I'm trying to create a new column in a dataframe that computes something based on "matched" variables in another dataframe.
I know I can do this with apply
, but it is the only workflow I haven't figured out how to perform in dplyr
, and I'd like to find a tidy solution.
I've created a data frame df1
with groups (random animals), years, and some statistic. I'd like to mutate a new column in this dataframe that calculates something using that statistic and the output dataframe from a set of linear models (df2
).
# generate reprex df1
year <- seq(1990, 2010, 1)
group <- c("giraffe","rhino","flamingo","shark","turtle")

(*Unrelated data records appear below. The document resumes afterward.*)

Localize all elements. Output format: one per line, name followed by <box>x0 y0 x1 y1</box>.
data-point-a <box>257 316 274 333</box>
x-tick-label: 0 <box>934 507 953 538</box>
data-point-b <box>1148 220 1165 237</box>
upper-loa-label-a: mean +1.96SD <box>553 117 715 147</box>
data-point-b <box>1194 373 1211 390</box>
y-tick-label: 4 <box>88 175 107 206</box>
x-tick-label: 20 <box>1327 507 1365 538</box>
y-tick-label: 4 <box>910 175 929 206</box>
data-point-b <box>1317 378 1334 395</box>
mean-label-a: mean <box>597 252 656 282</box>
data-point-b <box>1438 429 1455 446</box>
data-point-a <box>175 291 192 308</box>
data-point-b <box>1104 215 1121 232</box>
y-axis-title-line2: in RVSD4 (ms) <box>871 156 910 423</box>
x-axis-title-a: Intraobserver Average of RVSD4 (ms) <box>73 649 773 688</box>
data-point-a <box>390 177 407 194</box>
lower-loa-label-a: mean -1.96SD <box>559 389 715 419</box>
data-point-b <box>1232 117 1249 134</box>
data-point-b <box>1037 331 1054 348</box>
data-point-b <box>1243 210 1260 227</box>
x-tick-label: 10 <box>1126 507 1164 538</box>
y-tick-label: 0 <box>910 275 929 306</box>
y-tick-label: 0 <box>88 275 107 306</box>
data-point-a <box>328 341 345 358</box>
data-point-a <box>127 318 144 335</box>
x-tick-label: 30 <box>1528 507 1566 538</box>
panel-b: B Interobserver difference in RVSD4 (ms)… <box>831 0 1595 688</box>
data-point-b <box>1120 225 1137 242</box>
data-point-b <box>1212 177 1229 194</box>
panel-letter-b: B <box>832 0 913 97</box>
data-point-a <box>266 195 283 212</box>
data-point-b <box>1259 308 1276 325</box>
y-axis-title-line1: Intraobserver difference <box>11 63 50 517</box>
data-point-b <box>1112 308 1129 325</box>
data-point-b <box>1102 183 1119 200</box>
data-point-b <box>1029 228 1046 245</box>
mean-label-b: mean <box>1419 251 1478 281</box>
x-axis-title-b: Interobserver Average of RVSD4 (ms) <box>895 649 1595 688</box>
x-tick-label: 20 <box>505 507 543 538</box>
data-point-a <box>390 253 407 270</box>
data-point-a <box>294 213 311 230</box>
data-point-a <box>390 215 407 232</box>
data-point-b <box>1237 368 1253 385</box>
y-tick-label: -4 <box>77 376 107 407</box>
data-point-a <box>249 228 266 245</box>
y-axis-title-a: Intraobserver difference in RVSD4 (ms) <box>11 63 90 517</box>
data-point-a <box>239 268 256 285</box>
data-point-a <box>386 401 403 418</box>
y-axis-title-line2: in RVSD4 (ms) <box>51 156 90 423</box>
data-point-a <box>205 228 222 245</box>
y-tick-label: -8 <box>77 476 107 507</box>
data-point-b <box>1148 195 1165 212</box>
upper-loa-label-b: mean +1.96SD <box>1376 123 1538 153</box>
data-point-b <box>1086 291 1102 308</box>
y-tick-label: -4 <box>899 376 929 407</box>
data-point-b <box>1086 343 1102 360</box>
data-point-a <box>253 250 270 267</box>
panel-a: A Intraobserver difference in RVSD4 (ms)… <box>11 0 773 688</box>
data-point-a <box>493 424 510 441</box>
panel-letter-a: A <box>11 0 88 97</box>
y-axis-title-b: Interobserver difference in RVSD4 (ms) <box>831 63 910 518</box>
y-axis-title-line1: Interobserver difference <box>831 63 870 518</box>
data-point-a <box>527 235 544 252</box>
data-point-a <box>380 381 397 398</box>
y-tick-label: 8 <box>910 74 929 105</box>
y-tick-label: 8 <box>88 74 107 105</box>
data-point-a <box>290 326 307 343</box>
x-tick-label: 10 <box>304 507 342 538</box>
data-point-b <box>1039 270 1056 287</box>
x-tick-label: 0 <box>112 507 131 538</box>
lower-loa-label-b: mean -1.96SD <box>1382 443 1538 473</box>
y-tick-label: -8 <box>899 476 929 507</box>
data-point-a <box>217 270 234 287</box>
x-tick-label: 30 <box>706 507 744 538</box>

df1 <- expand.grid(year, group) %>%
rename(year = Var1,
group = Var2) %>%
mutate(stat = runif(length(year),37,44))
# generate reprex df2
term <- c("(Intercept)","y")
df2 <- expand.grid(year, term) %>%
rename(year = Var1,
term = Var2) %>%
mutate(estimate = ifelse(term=="y", -runif(n(), 1.1, 1.3), runif(n(), 50, 60)))
I want to feed the stat
column from df1
into the equation for each year provided by df2
using the equation for a line (y=ax+b
). Note that both the intercept and the slope vary each year in df2
. Conceptually, this would look like
mutate(result = df1$stat*df2$estimate[estimate=="y" and year==year of df1] + df2$estimate[estimate=="(Intercept)" and year==year of df1]
.
For example, for giraffes in 1993, this would be 39.58*(-1.23)+50.14=1.45 (left off some decimal places for readability).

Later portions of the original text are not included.